Nos estimations de la répartition de la richesse sont basées sur les données de répartition des actifs des ménages pour 20 pays. Pour les pays ne disposant pas de ce type d’informations directes, le degré de concentration de la richesse a été estimé à partir des données de distribution des revenus (lorsqu’elles étaient disponibles), en utilisant la relation observée entre les inégalités de revenus et de richesse dans les pays disposant des deux types de données. Les pays restants, qui ne couvrent que quelques pour cent de la population mondiale, se sont vus attribuer le modèle moyen de répartition de la richesse pour leur région et leur classe de revenu.
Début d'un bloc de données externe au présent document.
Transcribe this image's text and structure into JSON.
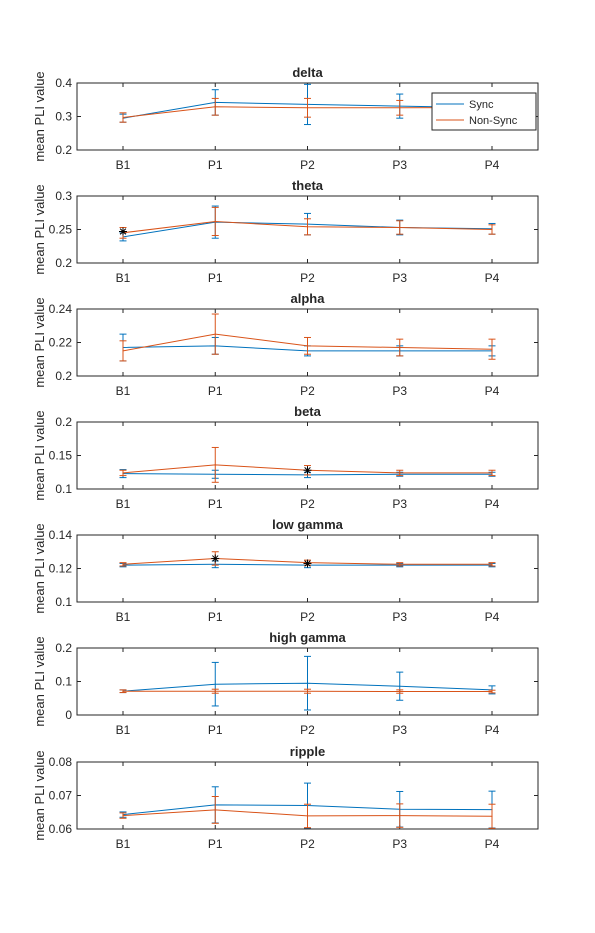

On n’a pas utilisé les listes des milliardaires du monde, ou des individus et des familles les plus riches au sein de divers pays, fournies par le magazine Forbes et d’autres sources journalistiques. L’incorporation de tels éléments stimulerait quelque peu l’estimation de l’inégalité de la richesse mondiale – en augmentant la part de la richesse mondiale détenue par les 1% les plus riches de quelques points de pourcentage, par exemple – mais autrement, elle modifierait peu notre histoire.
A l’échelle mondiale, la richesse des ménages est plus concentrée, à la fois dans la distribution de la taille et géographiquement, lorsque les taux de change officiels sont employés plutôt que les évaluations PPA. Ainsi, une perspective quelque peu différente se dessine selon que l’on s’intéresse au pouvoir que la richesse véhicule en termes d’options de consommation locales ou au pouvoir d’influence sur la scène financière mondiale. Étant donné qu’une grande partie de la richesse mondiale est détenue par des personnes qui peuvent facilement voyager et investir à l’échelle internationale, il est plus approprié d’utiliser les taux de change officiels lorsqu’on étudie la répartition mondiale de la richesse que lorsqu’on examine la répartition mondiale des revenus ou de la pauvreté.
Niveaux de richesse dans les pays
En utilisant les taux de change officiels, la richesse mondiale des ménages s’élevait en 2000 à 125 000 milliards de dollars, ce qui équivaut à environ trois fois le PIB mondial ou à 20 500 dollars par citoyen du monde. En termes de dollars de parité de pouvoir d’achat, la valeur mondiale correspondante était de 26 000 dollars PPA par habitant, soit à peu près le même niveau que le niveau moyen en Pologne ou en Turquie.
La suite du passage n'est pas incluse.